A number of Brown’s old band members also are interviewed. Some recall him as a “black power” capitalist in public forums, but a skinflint when it came to spreading the wealth. When band members finally confronted him, Brown simply cut them loose and recruited mostly new musicians.
Brown wore over-sized wigs or had his hair processed (“conked”) during his rise to fame via hits such as “Please, Please, Please; Papa’s Got a Brand New Bag” and “I Got You.” But he went natural for a while during the “black power” movement of the later 1960s while also recording his most stirring declaration of independence, “Say It Loud -- I’m Black, I’m Proud.”
The future “Godfather of Soul” regularly took his music and sometimes his views to The Mike Douglas Show, a syndicated afternoon hour in which Brown once memorably squared off with the imperial David Susskind. Condescendingly calling him “Jimmy,” Susskind said blacks were ill-advisedly re-segregating themselves. “Open your ears,” he told Brown, who wasn’t buying it.
“My ears have been open. Have your eyes been open?” Brown retorted. It’s an amazing verbal joust.
But after endorsing Democratic Party presidential nominee Hubert Humphrey in 1968, Brown re-embraced his processed coif and endorsed Richard Nixon’s 1972 re-election campaign. “I’m endorsing the country,” not a political party, he told an interviewer.
Many in the black community renounced him. Speaking volumes without saying a word, Mr. Dynamite includes footage of a black boy carrying a sign saying, “James Brown A Bought Brother.”
The film pretty much leaves it at that after showing a young Al Sharpton giving a plaque of appreciation to Brown on an episode of Soul Train. In a fresh interview for Mr. Dynamite, Sharpton also is the one who briefly touches on Brown’s mistreatment of women. He knew it was “wrong” and was contrite about it, Sharpton says. If anything, the physical abuse intensified in Brown’s later years.

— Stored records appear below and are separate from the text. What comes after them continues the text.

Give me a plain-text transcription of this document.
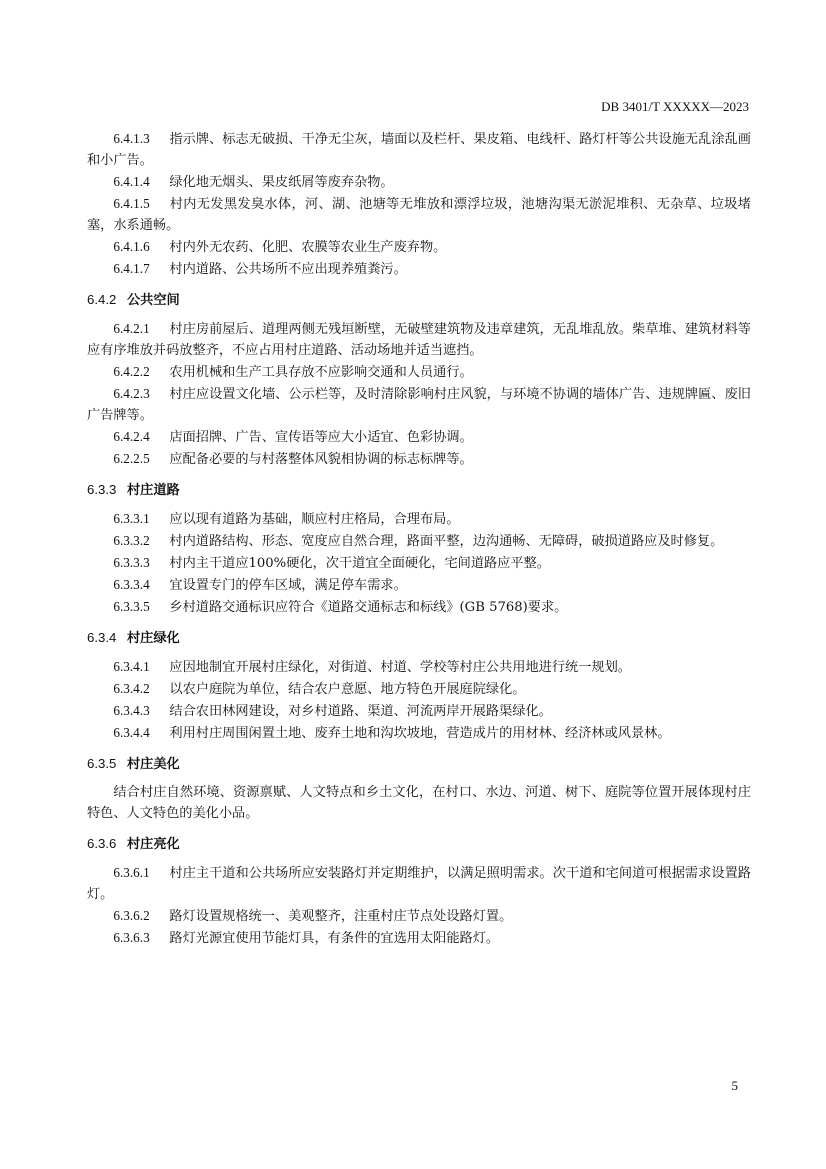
DB 3401/T XXXXX—2023

6.4.1.3 指示牌、标志无破损、干净无尘灰，墙面以及栏杆、果皮箱、电线杆、路灯杆等公共设施无乱涂乱画和小广告。

6.4.1.4 绿化地无烟头、果皮纸屑等废弃杂物。

6.4.1.5 村内无发黑发臭水体，河、湖、池塘等无堆放和漂浮垃圾，池塘沟渠无淤泥堆积、无杂草、垃圾堵塞，水系通畅。

6.4.1.6 村内外无农药、化肥、农膜等农业生产废弃物。

6.4.1.7 村内道路、公共场所不应出现养殖粪污。

6.4.2 公共空间

6.4.2.1 村庄房前屋后、道理两侧无残垣断壁，无破壁建筑物及违章建筑，无乱堆乱放。柴草堆、建筑材料等应有序堆放并码放整齐，不应占用村庄道路、活动场地并适当遮挡。

6.4.2.2 农用机械和生产工具存放不应影响交通和人员通行。

6.4.2.3 村庄应设置文化墙、公示栏等，及时清除影响村庄风貌，与环境不协调的墙体广告、违规牌匾、废旧广告牌等。

6.4.2.4 店面招牌、广告、宣传语等应大小适宜、色彩协调。

6.2.2.5 应配备必要的与村落整体风貌相协调的标志标牌等。

6.3.3 村庄道路

6.3.3.1 应以现有道路为基础，顺应村庄格局，合理布局。

6.3.3.2 村内道路结构、形态、宽度应自然合理，路面平整，边沟通畅、无障碍，破损道路应及时修复。

6.3.3.3 村内主干道应100%硬化，次干道宜全面硬化，宅间道路应平整。

6.3.3.4 宜设置专门的停车区域，满足停车需求。

6.3.3.5 乡村道路交通标识应符合《道路交通标志和标线》(GB 5768)要求。

6.3.4 村庄绿化

6.3.4.1 应因地制宜开展村庄绿化，对街道、村道、学校等村庄公共用地进行统一规划。

6.3.4.2 以农户庭院为单位，结合农户意愿、地方特色开展庭院绿化。

6.3.4.3 结合农田林网建设，对乡村道路、渠道、河流两岸开展路渠绿化。

6.3.4.4 利用村庄周围闲置土地、废弃土地和沟坎坡地，营造成片的用材林、经济林或风景林。

6.3.5 村庄美化

结合村庄自然环境、资源禀赋、人文特点和乡土文化，在村口、水边、河道、树下、庭院等位置开展体现村庄特色、人文特色的美化小品。

6.3.6 村庄亮化

6.3.6.1 村庄主干道和公共场所应安装路灯并定期维护，以满足照明需求。次干道和宅间道可根据需求设置路灯。

6.3.6.2 路灯设置规格统一、美观整齐，注重村庄节点处设路灯置。

6.3.6.3 路灯光源宜使用节能灯具，有条件的宜选用太阳能路灯。

5
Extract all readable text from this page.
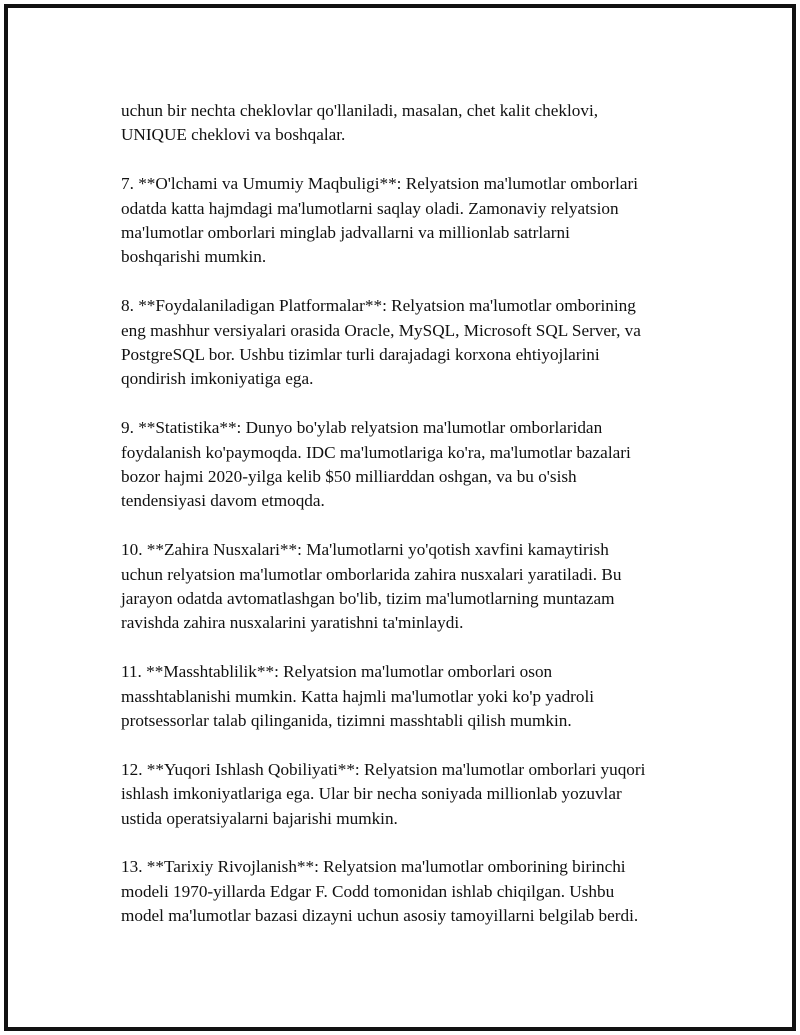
uchun bir nechta cheklovlar qo'llaniladi, masalan, chet kalit cheklovi,
UNIQUE cheklovi va boshqalar.

7. **O'lchami va Umumiy Maqbuligi**: Relyatsion ma'lumotlar omborlari
odatda katta hajmdagi ma'lumotlarni saqlay oladi. Zamonaviy relyatsion
ma'lumotlar omborlari minglab jadvallarni va millionlab satrlarni
boshqarishi mumkin.

8. **Foydalaniladigan Platformalar**: Relyatsion ma'lumotlar omborining
eng mashhur versiyalari orasida Oracle, MySQL, Microsoft SQL Server, va
PostgreSQL bor. Ushbu tizimlar turli darajadagi korxona ehtiyojlarini
qondirish imkoniyatiga ega.

9. **Statistika**: Dunyo bo'ylab relyatsion ma'lumotlar omborlaridan
foydalanish ko'paymoqda. IDC ma'lumotlariga ko'ra, ma'lumotlar bazalari
bozor hajmi 2020-yilga kelib $50 milliarddan oshgan, va bu o'sish
tendensiyasi davom etmoqda.

10. **Zahira Nusxalari**: Ma'lumotlarni yo'qotish xavfini kamaytirish
uchun relyatsion ma'lumotlar omborlarida zahira nusxalari yaratiladi. Bu
jarayon odatda avtomatlashgan bo'lib, tizim ma'lumotlarning muntazam
ravishda zahira nusxalarini yaratishni ta'minlaydi.

11. **Masshtablilik**: Relyatsion ma'lumotlar omborlari oson
masshtablanishi mumkin. Katta hajmli ma'lumotlar yoki ko'p yadroli
protsessorlar talab qilinganida, tizimni masshtabli qilish mumkin.

12. **Yuqori Ishlash Qobiliyati**: Relyatsion ma'lumotlar omborlari yuqori
ishlash imkoniyatlariga ega. Ular bir necha soniyada millionlab yozuvlar
ustida operatsiyalarni bajarishi mumkin.

13. **Tarixiy Rivojlanish**: Relyatsion ma'lumotlar omborining birinchi
modeli 1970-yillarda Edgar F. Codd tomonidan ishlab chiqilgan. Ushbu
model ma'lumotlar bazasi dizayni uchun asosiy tamoyillarni belgilab berdi.
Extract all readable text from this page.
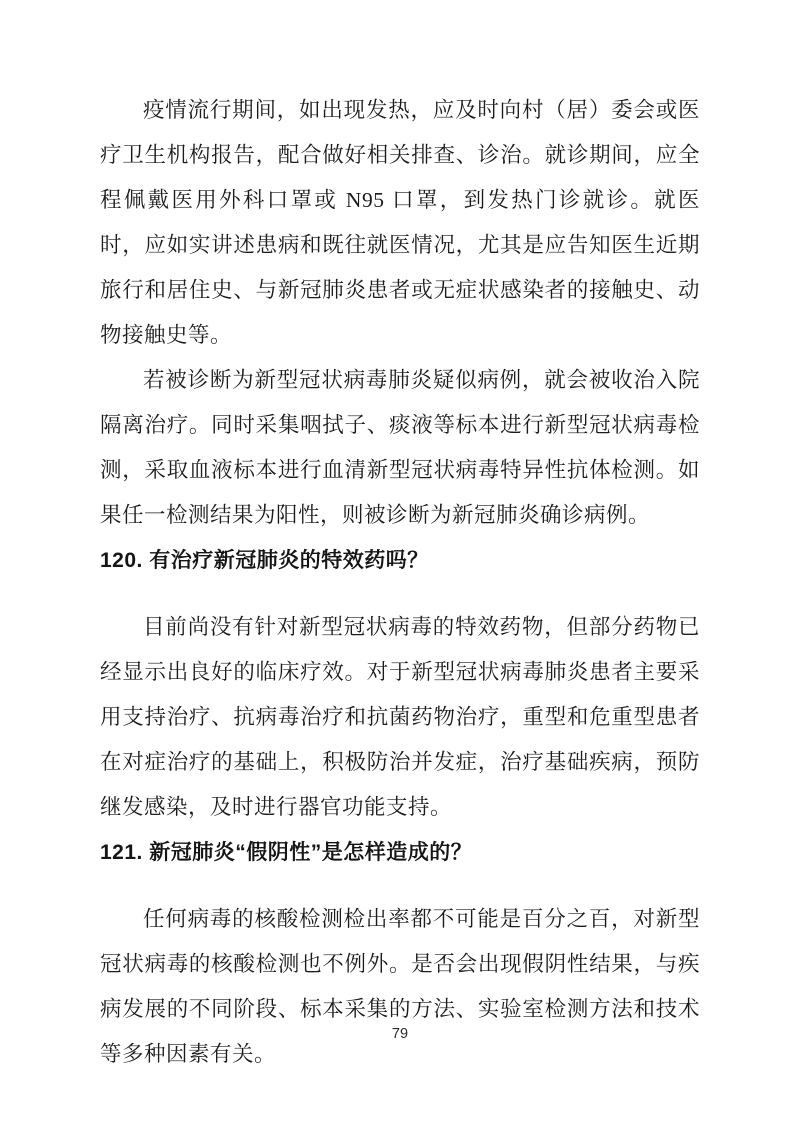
疫情流行期间，如出现发热，应及时向村（居）委会或医疗卫生机构报告，配合做好相关排查、诊治。就诊期间，应全程佩戴医用外科口罩或 N95 口罩，到发热门诊就诊。就医时，应如实讲述患病和既往就医情况，尤其是应告知医生近期旅行和居住史、与新冠肺炎患者或无症状感染者的接触史、动物接触史等。

若被诊断为新型冠状病毒肺炎疑似病例，就会被收治入院隔离治疗。同时采集咽拭子、痰液等标本进行新型冠状病毒检测，采取血液标本进行血清新型冠状病毒特异性抗体检测。如果任一检测结果为阳性，则被诊断为新冠肺炎确诊病例。

120. 有治疗新冠肺炎的特效药吗？

目前尚没有针对新型冠状病毒的特效药物，但部分药物已经显示出良好的临床疗效。对于新型冠状病毒肺炎患者主要采用支持治疗、抗病毒治疗和抗菌药物治疗，重型和危重型患者在对症治疗的基础上，积极防治并发症，治疗基础疾病，预防继发感染，及时进行器官功能支持。

121. 新冠肺炎“假阴性”是怎样造成的？

任何病毒的核酸检测检出率都不可能是百分之百，对新型冠状病毒的核酸检测也不例外。是否会出现假阴性结果，与疾病发展的不同阶段、标本采集的方法、实验室检测方法和技术等多种因素有关。

79
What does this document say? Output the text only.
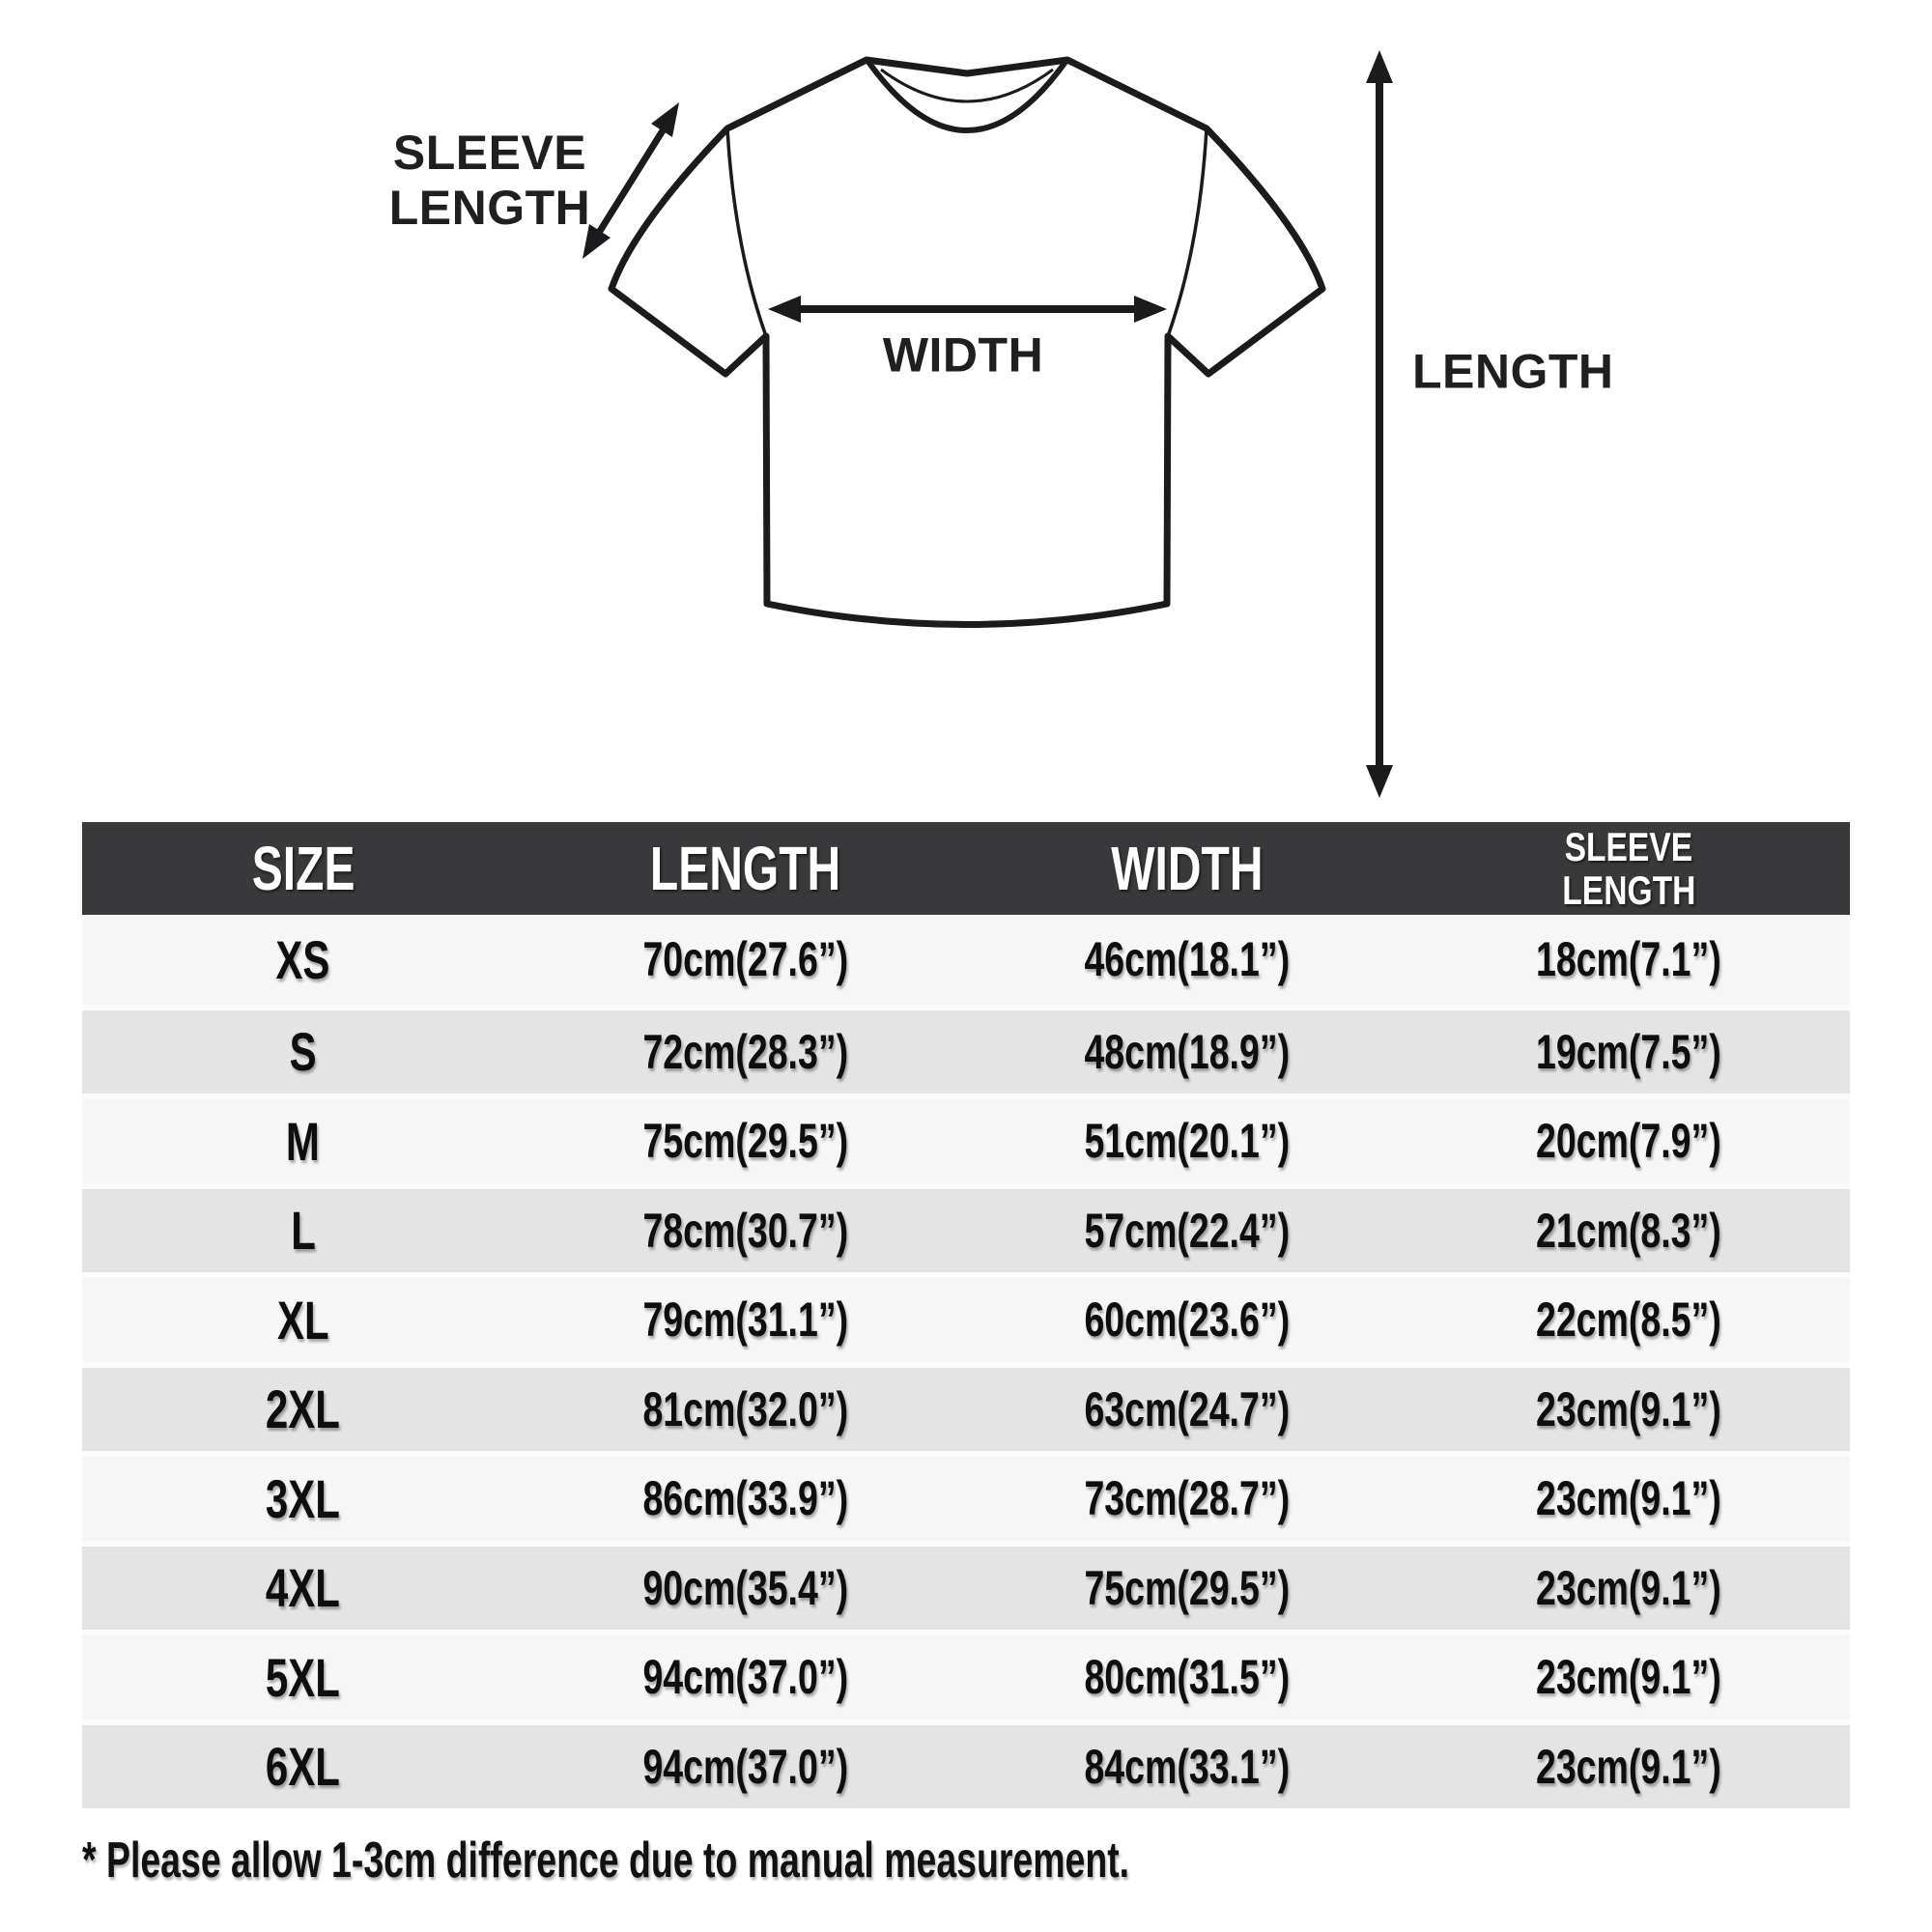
SLEEVE
LENGTH
WIDTH	LENGTH
SIZE	LENGTH	WIDTH	SLEEVE
LENGTH
XS	70cm(27.6”)	46cm(18.1”)	18cm(7.1”)
S	72cm(28.3”)	48cm(18.9”)	19cm(7.5”)
M	75cm(29.5”)	51cm(20.1”)	20cm(7.9”)
L	78cm(30.7”)	57cm(22.4”)	21cm(8.3”)
XL	79cm(31.1”)	60cm(23.6”)	22cm(8.5”)
2XL	81cm(32.0”)	63cm(24.7”)	23cm(9.1”)
3XL	86cm(33.9”)	73cm(28.7”)	23cm(9.1”)
4XL	90cm(35.4”)	75cm(29.5”)	23cm(9.1”)
5XL	94cm(37.0”)	80cm(31.5”)	23cm(9.1”)
6XL	94cm(37.0”)	84cm(33.1”)	23cm(9.1”)
* Please allow 1-3cm difference due to manual measurement.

But the film seems to be saying in so many words, “Let’s move on.” The subject’s life still has 30-some years to go when Mr. Dynamite closes the door on it with an appreciation of his music’s ripple effect.
James Brown’s parents both abandoned him at an early age, the film points out on more than one occasion. It left him to be raised by an “Aunt Honey” who both ran a brothel and brewed moonshine. So he came from basically nothing and supposedly never conquered his insecurities or inability to fully trust those who worked for him.
“He had to force people to be around him. I think he was lonely,” says Fred Wesley, Brown’s former trombonist and band leader.
“I guess you could say James Brown was a tyrant,” tour manager Alan Leeds says. But he chalks this up to how hard he had to fight to get to the top.
Mr. Dynamite, and no doubt Brown’s estate, are primarily intent on charting that rise. Much of the performance footage is phenomenal in that respect. But in two hours time, the film could have dug deeper rather than coming to a screeching halt that almost rivals its subject’s high-pitched stage wails. Then again, it’s partly titled The Rise of James Brown. The descent just doesn’t cut it from an estate-authorized standpoint.